Tric shares his findings on the water with Aglana, and she confirms his evaluation. Ash ignores the conversation, it being of little interest to him, but he stays alongside Aglana. “Of course, I spend a good part of the year in water far more salty than this,” she comments. Tric looks at her quizzically. “I’m not here when the rivers ice over,” she explains. “I go back down the river out to the Great Ocean in the west.”
“Ah, so you’re quite traveled. Then let me ask you this: is the Ford of Abez cursed? It’s cursed, right? It seems like something bad always happens whenever land-dwellers try to cross there.”

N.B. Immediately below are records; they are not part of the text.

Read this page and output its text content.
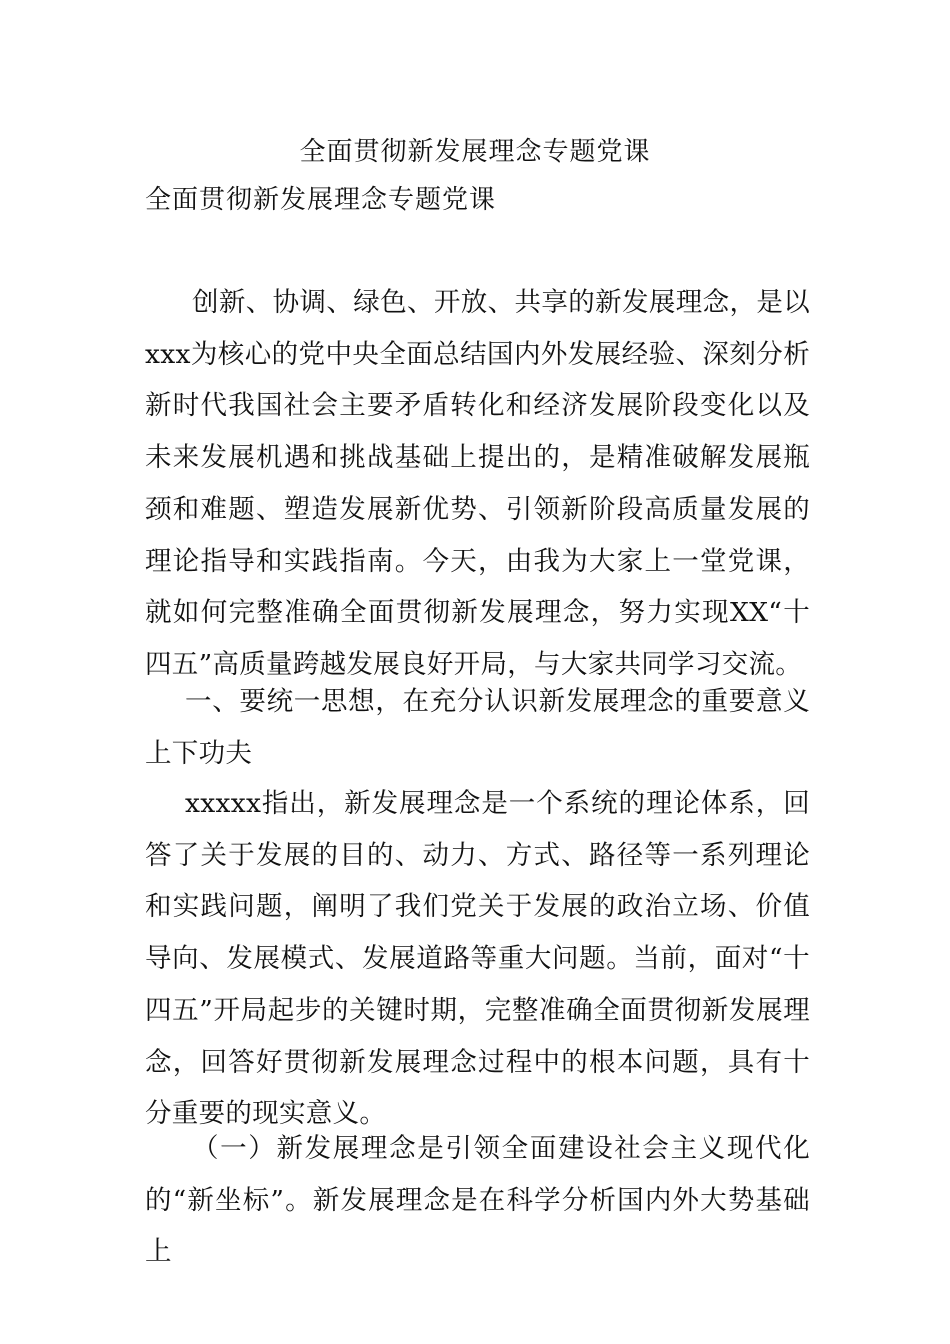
全面贯彻新发展理念专题党课
全面贯彻新发展理念专题党课

创新、协调、绿色、开放、共享的新发展理念，是以xxx为核心的党中央全面总结国内外发展经验、深刻分析新时代我国社会主要矛盾转化和经济发展阶段变化以及未来发展机遇和挑战基础上提出的，是精准破解发展瓶颈和难题、塑造发展新优势、引领新阶段高质量发展的理论指导和实践指南。今天，由我为大家上一堂党课，就如何完整准确全面贯彻新发展理念，努力实现XX“十四五”高质量跨越发展良好开局，与大家共同学习交流。

一、要统一思想，在充分认识新发展理念的重要意义上下功夫

xxxxx指出，新发展理念是一个系统的理论体系，回答了关于发展的目的、动力、方式、路径等一系列理论和实践问题，阐明了我们党关于发展的政治立场、价值导向、发展模式、发展道路等重大问题。当前，面对“十四五”开局起步的关键时期，完整准确全面贯彻新发展理念，回答好贯彻新发展理念过程中的根本问题，具有十分重要的现实意义。

（一）新发展理念是引领全面建设社会主义现代化的“新坐标”。新发展理念是在科学分析国内外大势基础上
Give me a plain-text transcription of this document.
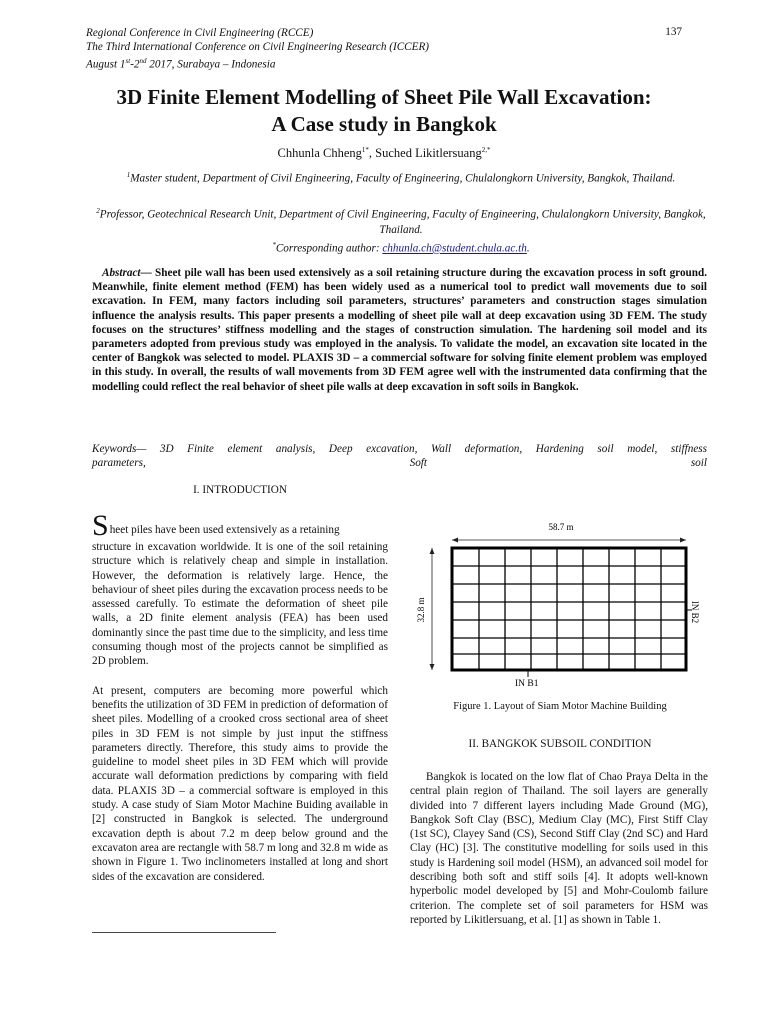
Regional Conference in Civil Engineering (RCCE)
The Third International Conference on Civil Engineering Research (ICCER)
August 1st-2nd 2017, Surabaya – Indonesia
137
3D Finite Element Modelling of Sheet Pile Wall Excavation:
A Case study in Bangkok
Chhunla Chheng$^{1*}$, Suched Likitlersuang$^{2,*}$
$^1$Master student, Department of Civil Engineering, Faculty of Engineering, Chulalongkorn University, Bangkok, Thailand.
$^2$Professor, Geotechnical Research Unit, Department of Civil Engineering, Faculty of Engineering, Chulalongkorn University, Bangkok, Thailand.
*Corresponding author: chhunla.ch@student.chula.ac.th.
Abstract— Sheet pile wall has been used extensively as a soil retaining structure during the excavation process in soft ground. Meanwhile, finite element method (FEM) has been widely used as a numerical tool to predict wall movements due to soil excavation. In FEM, many factors including soil parameters, structures’ parameters and construction stages simulation influence the analysis results. This paper presents a modelling of sheet pile wall at deep excavation using 3D FEM. The study focuses on the structures’ stiffness modelling and the stages of construction simulation. The hardening soil model and its parameters adopted from previous study was employed in the analysis. To validate the model, an excavation site located in the center of Bangkok was selected to model. PLAXIS 3D – a commercial software for solving finite element problem was employed in this study. In overall, the results of wall movements from 3D FEM agree well with the instrumented data confirming that the modelling could reflect the real behavior of sheet pile walls at deep excavation in soft soils in Bangkok.
Keywords— 3D Finite element analysis, Deep excavation, Wall deformation, Hardening soil model, stiffness
parameters,	Soft	soil
I. INTRODUCTION
S heet piles have been used extensively as a retaining
structure in excavation worldwide. It is one of the soil retaining structure which is relatively cheap and simple in installation. However, the deformation is relatively large. Hence, the behaviour of sheet piles during the excavation process needs to be assessed carefully. To estimate the deformation of sheet pile walls, a 2D finite element analysis (FEA) has been used dominantly since the past time due to the simplicity, and less time consuming though most of the projects cannot be simplified as 2D problem.
At present, computers are becoming more powerful which benefits the utilization of 3D FEM in prediction of deformation of sheet piles. Modelling of a crooked cross sectional area of sheet piles in 3D FEM is not simple by just input the stiffness parameters directly. Therefore, this study aims to provide the guideline to model sheet piles in 3D FEM which will provide accurate wall deformation predictions by comparing with field data. PLAXIS 3D – a commercial software is employed in this study. A case study of Siam Motor Machine Buiding available in [2] constructed in Bangkok is selected. The underground excavation depth is about 7.2 m deep below ground and the excavaton area are rectangle with 58.7 m long and 32.8 m wide as shown in Figure 1. Two inclinometers installed at long and short sides of the excavation are considered.
58.7 m
32.8 m
IN B1
IN B2
Figure 1. Layout of Siam Motor Machine Building
II. BANGKOK SUBSOIL CONDITION
Bangkok is located on the low flat of Chao Praya Delta in the central plain region of Thailand. The soil layers are generally divided into 7 different layers including Made Ground (MG), Bangkok Soft Clay (BSC), Medium Clay (MC), First Stiff Clay (1st SC), Clayey Sand (CS), Second Stiff Clay (2nd SC) and Hard Clay (HC) [3]. The constitutive modelling for soils used in this study is Hardening soil model (HSM), an advanced soil model for describing both soft and stiff soils [4]. It adopts well-known hyperbolic model developed by [5] and Mohr-Coulomb failure criterion. The complete set of soil parameters for HSM was reported by Likitlersuang, et al. [1] as shown in Table 1.
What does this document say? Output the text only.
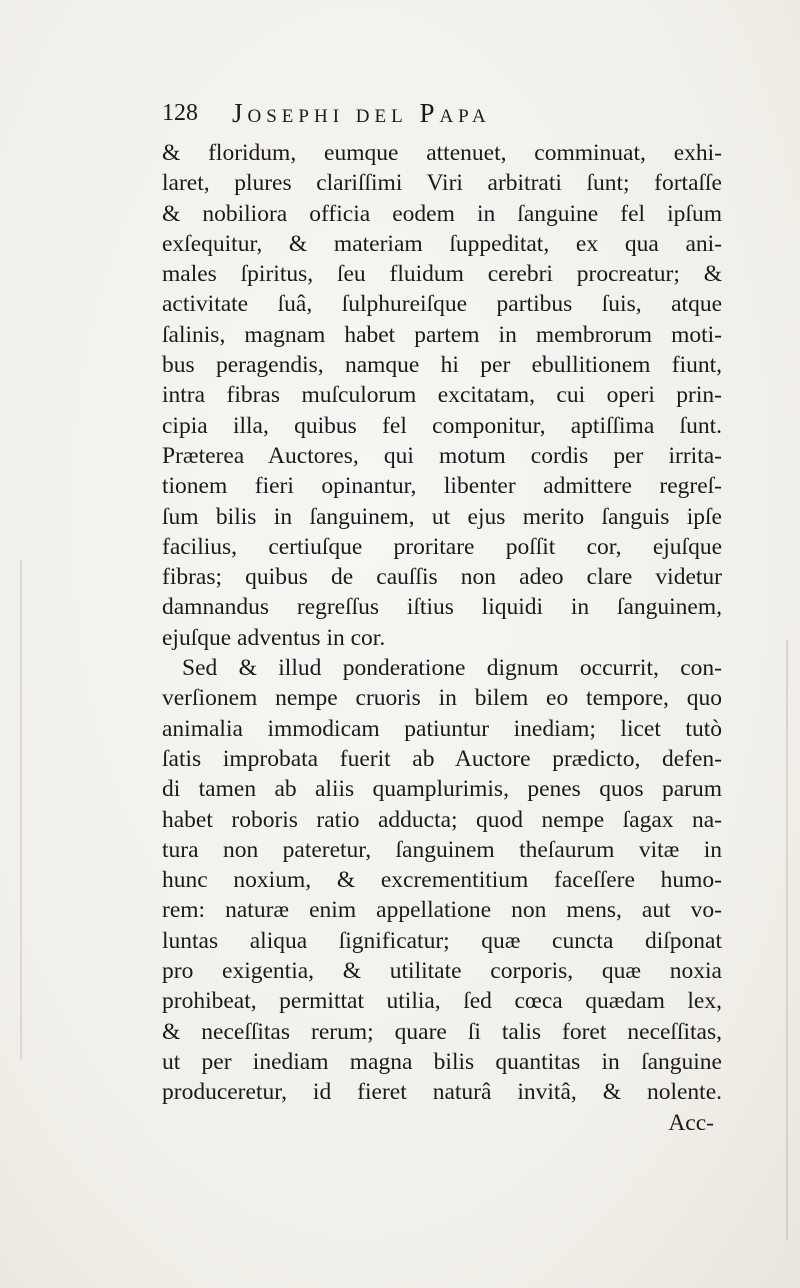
128 Josephi del Papa
& floridum, eumque attenuet, comminuat, exhi-
laret, plures clariſſimi Viri arbitrati ſunt; fortaſſe
& nobiliora officia eodem in ſanguine fel ipſum
exſequitur, & materiam ſuppeditat, ex qua ani-
males ſpiritus, ſeu fluidum cerebri procreatur; &
activitate ſuâ, ſulphureiſque partibus ſuis, atque
ſalinis, magnam habet partem in membrorum moti-
bus peragendis, namque hi per ebullitionem fiunt,
intra fibras muſculorum excitatam, cui operi prin-
cipia illa, quibus fel componitur, aptiſſima ſunt.
Præterea Auctores, qui motum cordis per irrita-
tionem fieri opinantur, libenter admittere regreſ-
ſum bilis in ſanguinem, ut ejus merito ſanguis ipſe
facilius, certiuſque proritare poſſit cor, ejuſque
fibras; quibus de cauſſis non adeo clare videtur
damnandus regreſſus iſtius liquidi in ſanguinem,
ejuſque adventus in cor.
Sed & illud ponderatione dignum occurrit, con-
verſionem nempe cruoris in bilem eo tempore, quo
animalia immodicam patiuntur inediam; licet tutò
ſatis improbata fuerit ab Auctore prædicto, defen-
di tamen ab aliis quamplurimis, penes quos parum
habet roboris ratio adducta; quod nempe ſagax na-
tura non pateretur, ſanguinem theſaurum vitæ in
hunc noxium, & excrementitium faceſſere humo-
rem: naturæ enim appellatione non mens, aut vo-
luntas aliqua ſignificatur; quæ cuncta diſponat
pro exigentia, & utilitate corporis, quæ noxia
prohibeat, permittat utilia, ſed cœca quædam lex,
& neceſſitas rerum; quare ſi talis foret neceſſitas,
ut per inediam magna bilis quantitas in ſanguine
produceretur, id fieret naturâ invitâ, & nolente.
Acc-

“I haven’t been there myself. I’ve heard that over the centuries there have been some very bad naga attacks in that area. And some sea serpents do go that far up the Great River. It could very well have gained the reputation of being cursed because there are these dangers there.” With strong forearms, she boosts herself up onto the bank so that she can sit between Ash and Tric.
“It really is convenient that you showed up when you did,” Tric observes.
“I knew Ash was here the moment he set foot in the water,” she says, flexing her tail up out of the water and then bending it so that the fin is submerged again. “The fae currents told me. I am always listening to the water.”
After his recent experience meditating with Ruthiel, Tric understands better what she means. Elves draw their power from the plant aspects of the fae, and it makes sense that the merfolk would tend toward its watery aspects. “Ah, it’s like someone storming through the forest, breaking every branch,” Tric says. “Or like the root network.” There is a natural system that exists, and those who know how to listen can hear it. “I’ve come to think of elvish magic as the Magic of Stillness, and this sounds like the same thing.”
“Although water is constantly moving,” Aglana says, flicking her tail again.
“Plants are constantly moving too,” Tric points out. “There are brambles everywhere.”
“A fair observation,” Aglana agrees.
Tric muses about the magics associated with aquatic plants like lily pads, which walk the line between the elvish and merfolk aspects of the fae. Seeing Aglana’s slimy kelp-like hair up close, he wonders about seaweed, too.